How the Lille model complements—not replaces—other tools

Clinicians frequently pair the Lille model with scores that quantify severity at presentation or overall liver disease burden, such as modified Maddrey discriminant function, MELD (and sodium-adjusted variants where used), or Child–Pugh in cirrhosis contexts. Each tool answers a different question: some prioritize initial risk and treatment eligibility, while the Lille model prioritizes early treatment response after steroids begin.

Integrating multiple lines of evidence reduces the risk of over-weighting a single laboratory shift. For example, infection, acute kidney injury from competing mechanisms, or intercurrent bleeding can perturb bilirubin, creatinine, and coagulation in ways that resemble “non-response” or alternatively mask true trajectory unless clinically contextualized.

Limitations and responsible use

The model reflects the patients, treatment protocols, assay methods, and outcome definitions of its development era. Performance may differ when case mix, steroid dosing, concomitant medications, or laboratory standards diverge from those cohorts. The score should not be used to withhold general medical care, to replace shared decision-making, or to override a compelling clinical story when the inputs are incomplete or unstable.
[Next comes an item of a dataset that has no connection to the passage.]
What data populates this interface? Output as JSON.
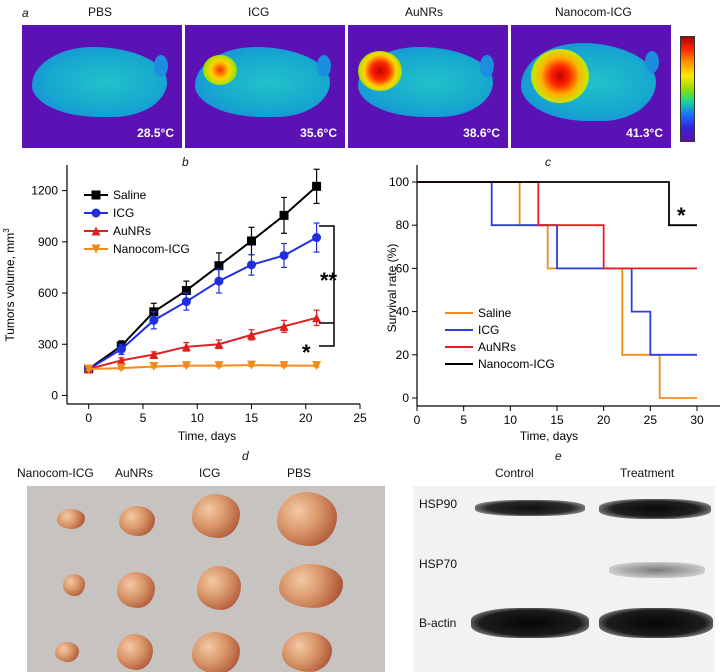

Special caution applies when day‑7 labs are not truly comparable to baseline (timing off-schedule, different assay calibrations, intravenous fluids altering albumin, or recent albumin infusion). In those situations, repeating measurements, reconciling units, and documenting confounders is preferable to treating a single computed value as ground truth.

Using this calculator on CalcMD

This implementation computes the published logistic form using your entered values, performs unit conversions where optional alternate units are offered, applies the renal insufficiency flag from creatinine after conversion to a common mg/dL scale for threshold comparison, and displays the resulting Lille score with the 0.45 interpretive bands used in clinical teaching. Always verify that the day‑0 and day‑7 bilirubin samples align with the steroid course you intend to evaluate, and document clinical reasoning alongside the numeric output.